Ha pasado medio siglo y pico desde que el rostro de Eastwood se hizo popular en una serie televisiva en la cual debutó la imagen que muchos pensaron lo acompañaría por el resto de su carrera; la de cowboy con mayor atractivo físico que John Wayne. A mediados de la década de 1950 Eastwood comenzó a pisar medianamente fuerte en Hollywood, aunque sus dones como actor fueron en principio cuestionados, habiendo atribuido el periodismo su éxito al hecho de protagonizar una serie televisiva con buen rating, Rawhide (1954-1963), y no precisamente a su talento. No obstante, y he aquí una peculiar ironía que el octogenario artista tomaría con gesto condescendiente, Eastwood debe figurar en la lista de los cinco actores que mejor han interpretado a un cowboy, ahí, cabeza a cabeza con Wayne, y Gary Cooper. Aunque esto por sí solo le garantiza una inmortalidad con sello propio, la del actor que aportó otra perspectiva a la imagen del vaquero, y agregó complejidad a la psicología de este, en verdad su definitivo lugar en la historia del cine se debe a su trabajo como director.

La carrera de Eastwood es una de las más extrañas y con mayor cantidad de vueltas de tuerca en la historia del cine, porque en un lapso de medio siglo pasó de ser considerado actor de limitado talento a convertirse en uno de los directores con mayor consistencia, durabilidad y rigor de los últimos cincuenta años, situado en la misma liga que Steven Spielberg, Martin Scorsese, o Woody Allen. Algunos de sus filmes más contundentes, Río místico o Gran Torino, califican con facilidad para integrar la lista de clásicos coleccionables, en la cual debe también figurar su primer largometraje, Obsesión mortal, de 1971, en el cual asoman ya los rasgos definidos de un estilo propio para interpretar, a partir de la mirada, la realidad y el comportamiento humano: un estilo intenso y carente de adjetivación.

Entre 1971 y 2018 Eastwood ha dirigido 36 películas y ha actuado en unas sesenta. Si bien en su prolongada carrera como actor hay cumbres y altibajos, en su filmografía como director resulta imposible encontrar un filme prescindible, pues siempre, incluso en películas con más olor a cine de matinée, la narración sobrevive invicta. Son pocos quienes detrás de cámaras saben contar tan bien una historia de principio a fin como Eastwood, quien desde su debut aprendió, y enseñó, el raro arte de no defraudar a la inteligencia, la cual a la hora de entretenerse es muy exigente y no acepta fáciles coartadas ni chabacanos pasatiempos.
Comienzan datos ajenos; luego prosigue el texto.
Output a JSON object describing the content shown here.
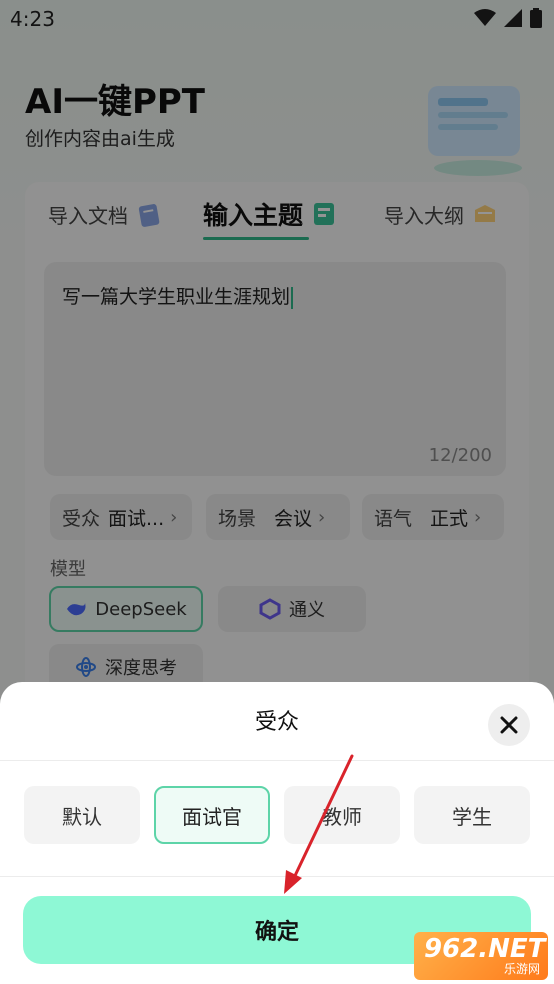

La variedad de registros que Eastwood ha logrado, y la diversidad de temas que ha encarado, lo convierten en un caso aparte, un ejemplo idiosincrásico de lucidez al servicio de una visión ética de la realidad.

Pocos son los directores de cine que logran hacer películas memorables después de cumplidos los 60 años de edad y menos luego de los 70. Luis Buñuel dirigió la genial Ese oscuro objeto del deseo cuando tenía 77 años. Akira Kurosawa había cumplido 75 al dirigir Ran, extraordinaria, y a los 76 años Robert Altman dirigió Gosford Park, obra memorable. El portugués Manoel de Oliveira filmó su última película cuando tenía 103 años, récord que difícilmente será superado. A los 87 años, Eastwood sigue haciendo cine de primer nivel, es decir, poniéndose viejo al revés. Diez años atrás, cuando tenía 77, dirigió Gran Torino, lección de sabiduría de observación y economía narrativa en la cual, con esa pedagogía tan necesaria para nuestros días, ha enseñado que en un mundo impío el comportamiento tiene serios problemas para ser políticamente correcto y sintetizar una visión del mundo unitaria y compartible por todos.

El mundo cambió mucho desde que Clint Eastwood debutó en cine en 1955 en la película La revancha del monstruo. En ese largo período de más de medio siglo, el actor-director, o viceversa, aprendió a la perfección el difícil cometido de progresar en su propia metamorfosis, habiendo pasado de ser el galán con el pecho al descubierto, tal cual apareció retratado en infinidad de revistas a principios de la década de 1960, encarnando la imagen de un James Dean más viril y luciendo remeras Lacoste, en fotos que perpetuaban su imagen de masculinidad a prueba de estereotipos, de eso tan circunstancial que ya conocemos bien, a convertirse en el abuelo interminable del cine, alguien capaz de convertir historias menores y malas novelas en películas narrativa y dramáticamente notables, como son los casos de Los imperdonables y Los puentes de Madison.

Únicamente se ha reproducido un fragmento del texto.